Impressiona também que o Muro tenha dividido o sistema de transportes, contribuindo para que algumas estações de metro tenham virado estações fantasmas, porque remetiam para território oriental. É o caso da estação Nord-bahnhof S-Bahn, que dá acesso à Bernauer Strasse. O metro passava, mas não parava nestas estações altamente patrulhavas por guardas de fronteira da RDA.
Mas não há como não nos emocionarmos com imagens, algumas implantadas nas empenas dos edifícios, como a do soldado a saltar a barreira de arame farpado ou também com os registos da queda do Muro e termos vontade de ter estado naquele momento histórico junto das pessoas que sofreram e lutaram anos pela queda daquela vergonha da humanidade.
Como não compreender que após a declaração da queda do Muro, muitos insistissem saltar o mesmo em vez de passarem por partes já derrubadas.
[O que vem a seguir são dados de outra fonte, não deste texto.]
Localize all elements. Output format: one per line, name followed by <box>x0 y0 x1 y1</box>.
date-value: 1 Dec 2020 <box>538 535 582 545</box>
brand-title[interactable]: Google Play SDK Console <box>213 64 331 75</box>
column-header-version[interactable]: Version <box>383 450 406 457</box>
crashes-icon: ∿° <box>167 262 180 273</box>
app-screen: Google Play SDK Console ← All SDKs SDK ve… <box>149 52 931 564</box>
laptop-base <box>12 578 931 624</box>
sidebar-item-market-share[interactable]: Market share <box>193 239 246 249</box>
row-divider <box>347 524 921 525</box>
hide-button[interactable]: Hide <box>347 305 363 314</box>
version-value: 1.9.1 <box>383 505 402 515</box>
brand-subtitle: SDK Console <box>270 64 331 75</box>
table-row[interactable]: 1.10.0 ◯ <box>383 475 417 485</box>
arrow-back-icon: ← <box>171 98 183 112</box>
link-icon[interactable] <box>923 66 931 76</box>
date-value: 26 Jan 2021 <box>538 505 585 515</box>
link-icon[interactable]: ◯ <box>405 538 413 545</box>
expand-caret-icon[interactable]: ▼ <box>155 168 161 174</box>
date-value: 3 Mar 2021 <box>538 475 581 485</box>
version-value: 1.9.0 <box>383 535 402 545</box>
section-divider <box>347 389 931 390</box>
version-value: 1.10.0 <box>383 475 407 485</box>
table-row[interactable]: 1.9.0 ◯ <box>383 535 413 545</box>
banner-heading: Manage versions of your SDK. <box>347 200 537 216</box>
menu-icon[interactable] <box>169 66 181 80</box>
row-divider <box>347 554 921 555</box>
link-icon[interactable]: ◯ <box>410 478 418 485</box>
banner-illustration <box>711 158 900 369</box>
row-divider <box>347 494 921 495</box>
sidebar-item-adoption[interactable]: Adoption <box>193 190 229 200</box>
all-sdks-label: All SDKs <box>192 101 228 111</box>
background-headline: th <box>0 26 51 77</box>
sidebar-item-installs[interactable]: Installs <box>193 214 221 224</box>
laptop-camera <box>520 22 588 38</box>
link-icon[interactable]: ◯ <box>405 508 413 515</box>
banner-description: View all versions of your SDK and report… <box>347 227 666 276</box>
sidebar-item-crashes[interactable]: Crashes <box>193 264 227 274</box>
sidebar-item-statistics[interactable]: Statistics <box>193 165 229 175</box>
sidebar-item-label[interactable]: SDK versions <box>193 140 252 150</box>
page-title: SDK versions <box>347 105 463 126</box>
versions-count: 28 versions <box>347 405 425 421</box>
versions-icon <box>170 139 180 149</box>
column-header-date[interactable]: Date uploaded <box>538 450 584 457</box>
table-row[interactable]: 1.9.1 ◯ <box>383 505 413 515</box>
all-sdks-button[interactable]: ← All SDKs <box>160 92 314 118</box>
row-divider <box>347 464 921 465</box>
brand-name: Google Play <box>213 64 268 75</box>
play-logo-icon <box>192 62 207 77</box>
Provavelmente naquele momento, para muitos, foi a concretização do acto de transgressão desejado durante anos a fio.
Por outro lado, como não fazer um sorriso irónico e pensar que quem lidera o mundo é patético. Sobretudo, quando nos primeiros metros após o Checkpoint Charlie (que virou uma palhaçada turística), onde antes, de 1961 a 1989, a partir daquele ponto até Vladivostok o controlo era totalmente soviético e hoje está instalado um McDonald's, um dos maiores símbolos do mundo capitalista.
É nesse momento que me questiono, porque razão a humanidade não aprende com os erros do passado.